The love and lust of the actress myth of Fumiko Wakao

The Gentle Beast

"The Gentle Beast" features a family of scrooge soldiers and a more terrifying evil woman as the protagonists, and performs a shocking black comedy. The "parallel staircase" that appears outdoors in the film (a very rare setting in The Japanese regiment) and the exaggerated and mutated sealed staircase are unforgettable. The sealed ladder becomes a metaphor for the ladder of desire, on which to chase flashy dreams. The film makes better use of the secret room space in the group, and constantly presents the secret heart of each person through a variety of strange angles, such as the space on the room slab, the screen outside the bathroom, or the closed angle displayed in different areas of the room. At that time, the radiant Wakao Fumiko is the highlight of the film, all the characters are pregnant with ghost fetuses, in the narrow house like a secret room of trapped beasts fighting, attacking and defending are full of tension.

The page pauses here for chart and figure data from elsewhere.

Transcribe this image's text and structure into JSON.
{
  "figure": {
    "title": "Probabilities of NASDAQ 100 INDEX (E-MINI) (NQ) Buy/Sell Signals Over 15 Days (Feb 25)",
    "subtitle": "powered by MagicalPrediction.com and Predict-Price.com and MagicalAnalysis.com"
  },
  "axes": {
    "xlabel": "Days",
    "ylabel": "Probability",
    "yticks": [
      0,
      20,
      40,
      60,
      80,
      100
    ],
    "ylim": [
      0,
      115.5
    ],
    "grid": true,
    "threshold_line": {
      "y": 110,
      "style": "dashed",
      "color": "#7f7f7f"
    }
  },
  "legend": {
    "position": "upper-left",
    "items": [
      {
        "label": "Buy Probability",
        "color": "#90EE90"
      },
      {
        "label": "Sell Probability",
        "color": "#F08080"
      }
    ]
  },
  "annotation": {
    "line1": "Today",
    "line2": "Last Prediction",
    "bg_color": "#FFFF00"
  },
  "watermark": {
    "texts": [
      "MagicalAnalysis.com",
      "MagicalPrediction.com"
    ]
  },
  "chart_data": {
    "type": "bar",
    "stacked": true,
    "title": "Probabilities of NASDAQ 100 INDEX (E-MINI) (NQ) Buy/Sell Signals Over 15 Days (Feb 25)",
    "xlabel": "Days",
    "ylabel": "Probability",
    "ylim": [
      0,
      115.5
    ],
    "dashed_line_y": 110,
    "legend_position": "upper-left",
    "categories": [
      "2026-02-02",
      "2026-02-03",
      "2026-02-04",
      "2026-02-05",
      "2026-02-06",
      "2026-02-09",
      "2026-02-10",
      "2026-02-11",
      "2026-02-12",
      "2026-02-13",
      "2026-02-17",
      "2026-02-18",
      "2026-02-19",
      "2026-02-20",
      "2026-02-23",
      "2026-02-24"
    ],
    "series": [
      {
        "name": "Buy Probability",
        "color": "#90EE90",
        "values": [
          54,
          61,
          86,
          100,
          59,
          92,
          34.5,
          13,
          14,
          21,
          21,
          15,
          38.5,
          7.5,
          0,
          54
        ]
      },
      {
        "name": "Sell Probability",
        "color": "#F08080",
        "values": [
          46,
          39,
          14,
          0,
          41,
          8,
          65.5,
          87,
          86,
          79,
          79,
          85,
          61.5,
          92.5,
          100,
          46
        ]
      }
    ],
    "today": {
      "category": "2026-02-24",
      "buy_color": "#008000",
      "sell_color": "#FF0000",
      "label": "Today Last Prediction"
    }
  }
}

In her essay "Caressing and Attacking", Junko Gosho argues that only Hideko Takayama in Naruse's "When a Woman Goes Up the Stairs" (1960) can match the most classic image of the "Daughter of the Stairs" in the history of Japanese cinema. In "Gentle Beast", the scene of Fumiko Wakao going up and down the sealed ladder, on the one hand, through her graceful and colorful steps to show flattery, and at the same time reflect on the survival of women in post-war Japan through the monologue between the upper and lower parts; on the one hand, after deceiving men, she said that she could take advantage of the sweetness by reversing the weakness of women, it seems that how to survive at this moment is the most important, and when going up the stairs, she used monologues to show that she must first build her own wall at this moment, so that others cannot invade and harass... The sealed staircase is a metaphor for the limited field of japanese women's survival, and to survive, you must put down the moral bottom line and use your innate natural conditions to plan for yourself. I absolutely agree that this scene is a masterpiece performed by actresses in Japanese movies.